It was the most devastating storm to hit the UK in 300 years, claiming 18 lives, destroying 15 million trees and leading many people to wonder whether they could ever trust a weather forecast again
Early in the morning of 16 October 1987, a man from Barton-on-Sea in Hampshire managed to find a phone in working order to call his wife. Hurricane-force winds had made it impossible for him to get home the night before, and he wanted to make sure she was all right.
‘How is it there, dear? Are you OK?’ he asked. The phone crackled, then she replied, ‘Yes, dear, I’m fine. But the shed has just gone past the kitchen window.’
It was a typically British understated response to the devastation caused during the night by winds that swept across southern and eastern England and northern France, reaching speeds of 110mph (the highest gusts, at 122mph, were recorded in Norfolk).
Three people were killed when their chimneys toppled, others died in the stormy sea or on roads, and many more were injured by falling debris. (It was said the toll of death and injury would have been even higher if the storm had hit in the daytime.) Thousands of homes were wrecked, all roads in Hampshire were closed, a plane flipped upside down, a cross-channel ferry (pictured) ran aground, caravan sites, churches and a seaside pier were destroyed, as well as historic trees and woodland. Parts of the familiar British landscape were changed forever, with the town of Sevenoaks famously becoming one oak. The capital itself was blacked out for six hours, and London Fire Brigade answered over 6,000 calls.
Yet most people – like the woman in Hampshire – reacted with typical British stoicism, bravery and good humour, struggling to carry on and help each other. Some even managed to get to work, despite roads and rail being blocked by trees and debris.
The Met Office was criticised for failing to predict such extreme weather. Michael Fish had given the forecast a matter of hours before and smilingly dismissed talk of severe weather storms. He said, ‘Apparently, a woman rang the BBC and said she’d heard there was a hurricane on the way. Well, if you are watching, don’t worry – there isn’t.’
Michael fish dismissed talk of a hurricane - and has never been allowed to forget it
Michael Fish took a battering, so to speak, though technically he was right: the Great Storm was not a hurricane. The winds that ensued were hurricane force, but a hurricane needs a tropical environment and tropical moisture to feed on, which the UK doesn’t have.
The Met Office responded to criticism by launching an internal inquiry, which concluded, ‘We now know that the strength of the storm was boosted by a phenomenon known as the “sting jet”, where cold dry air descends into storms high in the atmosphere.’ As a result, the National Severe Weather Warning Service was created to inform the public about life-threatening weather.
Decades later, the gaffe lives on.

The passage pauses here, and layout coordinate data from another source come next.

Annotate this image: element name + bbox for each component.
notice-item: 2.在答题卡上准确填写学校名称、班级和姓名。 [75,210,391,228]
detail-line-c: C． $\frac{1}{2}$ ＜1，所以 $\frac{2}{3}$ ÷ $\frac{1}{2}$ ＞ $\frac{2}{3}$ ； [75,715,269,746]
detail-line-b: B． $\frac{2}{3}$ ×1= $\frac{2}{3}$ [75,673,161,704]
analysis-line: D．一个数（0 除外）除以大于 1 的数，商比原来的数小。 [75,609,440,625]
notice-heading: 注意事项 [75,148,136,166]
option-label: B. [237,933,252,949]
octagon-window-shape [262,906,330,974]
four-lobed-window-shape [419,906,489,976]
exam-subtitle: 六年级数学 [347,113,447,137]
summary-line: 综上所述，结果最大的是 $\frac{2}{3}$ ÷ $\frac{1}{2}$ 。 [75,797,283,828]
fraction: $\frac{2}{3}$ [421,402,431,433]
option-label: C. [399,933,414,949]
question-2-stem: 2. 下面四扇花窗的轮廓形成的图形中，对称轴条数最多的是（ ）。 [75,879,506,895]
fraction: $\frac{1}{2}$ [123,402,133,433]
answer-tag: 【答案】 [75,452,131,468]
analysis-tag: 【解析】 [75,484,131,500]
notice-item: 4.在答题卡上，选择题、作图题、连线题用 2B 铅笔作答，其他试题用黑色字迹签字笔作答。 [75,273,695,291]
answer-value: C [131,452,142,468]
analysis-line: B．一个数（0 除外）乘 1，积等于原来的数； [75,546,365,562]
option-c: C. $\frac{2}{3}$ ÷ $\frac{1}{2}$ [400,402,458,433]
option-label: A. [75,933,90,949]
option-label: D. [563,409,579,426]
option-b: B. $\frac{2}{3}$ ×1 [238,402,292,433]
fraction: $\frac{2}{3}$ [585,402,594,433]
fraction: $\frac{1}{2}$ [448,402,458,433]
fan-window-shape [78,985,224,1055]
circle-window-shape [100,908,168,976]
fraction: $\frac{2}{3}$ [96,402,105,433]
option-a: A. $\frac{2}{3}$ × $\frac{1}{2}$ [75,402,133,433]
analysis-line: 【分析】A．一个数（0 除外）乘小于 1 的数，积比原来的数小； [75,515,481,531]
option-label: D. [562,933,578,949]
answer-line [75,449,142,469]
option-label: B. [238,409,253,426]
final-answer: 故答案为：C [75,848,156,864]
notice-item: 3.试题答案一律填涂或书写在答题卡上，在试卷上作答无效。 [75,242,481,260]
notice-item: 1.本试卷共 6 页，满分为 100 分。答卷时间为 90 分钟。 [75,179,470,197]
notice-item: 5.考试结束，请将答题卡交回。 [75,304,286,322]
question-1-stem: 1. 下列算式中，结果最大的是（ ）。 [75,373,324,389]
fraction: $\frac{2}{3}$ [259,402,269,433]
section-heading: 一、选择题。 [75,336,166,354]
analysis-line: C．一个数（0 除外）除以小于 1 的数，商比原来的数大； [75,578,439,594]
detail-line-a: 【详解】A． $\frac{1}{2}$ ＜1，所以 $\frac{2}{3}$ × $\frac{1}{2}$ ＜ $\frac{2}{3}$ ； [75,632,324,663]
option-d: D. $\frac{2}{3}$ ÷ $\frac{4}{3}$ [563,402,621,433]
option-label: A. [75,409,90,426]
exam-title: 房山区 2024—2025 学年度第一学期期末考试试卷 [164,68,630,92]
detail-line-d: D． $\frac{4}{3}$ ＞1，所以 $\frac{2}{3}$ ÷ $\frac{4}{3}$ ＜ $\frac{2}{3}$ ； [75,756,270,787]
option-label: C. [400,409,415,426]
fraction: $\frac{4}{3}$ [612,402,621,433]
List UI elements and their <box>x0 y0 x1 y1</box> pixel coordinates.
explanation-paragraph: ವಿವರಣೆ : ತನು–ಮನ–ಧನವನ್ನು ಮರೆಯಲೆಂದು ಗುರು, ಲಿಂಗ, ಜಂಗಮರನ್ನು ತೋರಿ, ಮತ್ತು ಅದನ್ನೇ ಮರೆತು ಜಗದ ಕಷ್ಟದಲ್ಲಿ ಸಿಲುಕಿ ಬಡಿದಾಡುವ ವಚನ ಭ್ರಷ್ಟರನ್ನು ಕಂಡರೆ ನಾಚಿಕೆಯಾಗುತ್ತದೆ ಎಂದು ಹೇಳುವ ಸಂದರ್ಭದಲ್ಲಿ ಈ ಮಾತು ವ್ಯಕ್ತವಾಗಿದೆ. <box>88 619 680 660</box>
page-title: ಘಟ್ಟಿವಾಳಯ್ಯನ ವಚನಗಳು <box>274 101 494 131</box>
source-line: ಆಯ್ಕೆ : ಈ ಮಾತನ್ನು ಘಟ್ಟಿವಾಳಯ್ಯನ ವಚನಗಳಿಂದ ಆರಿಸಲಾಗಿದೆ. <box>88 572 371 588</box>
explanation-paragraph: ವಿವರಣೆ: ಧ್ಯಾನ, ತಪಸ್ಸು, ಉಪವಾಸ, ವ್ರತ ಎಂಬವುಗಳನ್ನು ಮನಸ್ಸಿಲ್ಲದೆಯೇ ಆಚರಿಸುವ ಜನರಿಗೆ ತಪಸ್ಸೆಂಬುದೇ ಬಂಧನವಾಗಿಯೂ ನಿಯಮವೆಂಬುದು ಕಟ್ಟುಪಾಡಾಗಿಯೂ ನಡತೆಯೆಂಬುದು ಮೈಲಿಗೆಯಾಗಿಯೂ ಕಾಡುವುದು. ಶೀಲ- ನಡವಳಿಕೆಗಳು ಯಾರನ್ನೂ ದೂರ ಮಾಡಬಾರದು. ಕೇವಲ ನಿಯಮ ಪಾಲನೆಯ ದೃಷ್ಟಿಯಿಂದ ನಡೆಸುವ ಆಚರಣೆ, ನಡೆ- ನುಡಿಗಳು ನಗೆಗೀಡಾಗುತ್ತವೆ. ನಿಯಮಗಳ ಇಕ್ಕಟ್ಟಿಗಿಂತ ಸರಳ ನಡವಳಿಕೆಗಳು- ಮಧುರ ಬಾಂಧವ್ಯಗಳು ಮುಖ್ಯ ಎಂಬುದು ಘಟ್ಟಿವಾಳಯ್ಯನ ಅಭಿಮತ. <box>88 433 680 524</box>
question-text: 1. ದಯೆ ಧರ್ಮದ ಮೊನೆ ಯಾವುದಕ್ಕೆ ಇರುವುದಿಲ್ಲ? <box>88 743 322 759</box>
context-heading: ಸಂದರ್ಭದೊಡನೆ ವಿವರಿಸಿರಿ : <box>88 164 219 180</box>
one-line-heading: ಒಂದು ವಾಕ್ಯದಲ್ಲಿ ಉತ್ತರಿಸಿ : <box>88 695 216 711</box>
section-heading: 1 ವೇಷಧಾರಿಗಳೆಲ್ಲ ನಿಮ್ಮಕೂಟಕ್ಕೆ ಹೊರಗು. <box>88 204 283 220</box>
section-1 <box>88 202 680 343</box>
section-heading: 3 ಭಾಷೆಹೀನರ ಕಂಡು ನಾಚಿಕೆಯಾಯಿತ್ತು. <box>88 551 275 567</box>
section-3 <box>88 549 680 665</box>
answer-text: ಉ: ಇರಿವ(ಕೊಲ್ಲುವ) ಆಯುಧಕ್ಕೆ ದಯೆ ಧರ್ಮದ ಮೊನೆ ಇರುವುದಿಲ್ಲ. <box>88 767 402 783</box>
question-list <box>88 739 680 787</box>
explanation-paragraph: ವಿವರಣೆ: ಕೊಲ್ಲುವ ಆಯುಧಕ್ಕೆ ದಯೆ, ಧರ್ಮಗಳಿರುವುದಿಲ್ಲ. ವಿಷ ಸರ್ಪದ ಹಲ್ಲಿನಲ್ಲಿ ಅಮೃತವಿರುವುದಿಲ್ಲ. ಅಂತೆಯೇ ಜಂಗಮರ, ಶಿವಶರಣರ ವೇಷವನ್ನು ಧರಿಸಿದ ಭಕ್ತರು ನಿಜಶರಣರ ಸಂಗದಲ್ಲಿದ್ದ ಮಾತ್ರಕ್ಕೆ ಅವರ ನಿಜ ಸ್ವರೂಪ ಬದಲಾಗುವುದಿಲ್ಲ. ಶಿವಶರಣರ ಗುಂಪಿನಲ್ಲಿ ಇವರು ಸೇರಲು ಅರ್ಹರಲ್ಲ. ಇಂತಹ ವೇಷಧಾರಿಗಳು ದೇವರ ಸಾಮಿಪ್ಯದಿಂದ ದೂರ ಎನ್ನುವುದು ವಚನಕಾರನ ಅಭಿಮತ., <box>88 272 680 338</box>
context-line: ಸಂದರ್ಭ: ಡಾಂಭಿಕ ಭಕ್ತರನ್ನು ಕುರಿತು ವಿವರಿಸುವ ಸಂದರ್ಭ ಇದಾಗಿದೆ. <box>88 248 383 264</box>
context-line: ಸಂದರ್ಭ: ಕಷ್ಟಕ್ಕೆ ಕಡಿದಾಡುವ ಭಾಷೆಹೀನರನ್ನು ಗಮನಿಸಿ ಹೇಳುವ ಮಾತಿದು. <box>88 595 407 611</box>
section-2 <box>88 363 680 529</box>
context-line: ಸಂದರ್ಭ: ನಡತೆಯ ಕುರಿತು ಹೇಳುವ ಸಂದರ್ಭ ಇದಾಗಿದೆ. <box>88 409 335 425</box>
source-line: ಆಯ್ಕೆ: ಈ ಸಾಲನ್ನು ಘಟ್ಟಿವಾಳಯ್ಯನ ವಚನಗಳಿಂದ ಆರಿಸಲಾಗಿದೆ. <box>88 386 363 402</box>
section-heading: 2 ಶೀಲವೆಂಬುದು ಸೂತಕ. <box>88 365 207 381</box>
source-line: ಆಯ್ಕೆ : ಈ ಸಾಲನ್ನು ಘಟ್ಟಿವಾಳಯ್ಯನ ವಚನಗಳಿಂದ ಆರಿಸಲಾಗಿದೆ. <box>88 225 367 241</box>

When economists failed to predict the financial collapse of 2008-9, it was described by financiers as their ‘Michael Fish moment’. When it was included in a video montage at the opening ceremony of the 2012 Olympic Games, Fish dryly commented, ‘If I got a penny every time it was broadcast, I’d be a multi-millionaire.’
While the storm was confirmed as a once-in-a-lifetime phenomenon, experts admit it could still happen again… though surely this time the public would receive plenty of warning? ‘I’d like to think it would never happen again without prediction,’ Michael Fish said when asked this question. ‘But you can never say never. The weather is very fickle.’
Did you know?
The storm was the most expensive weather-related event in the history of the British insurance industry. The total repair bill cost more than £2 billion.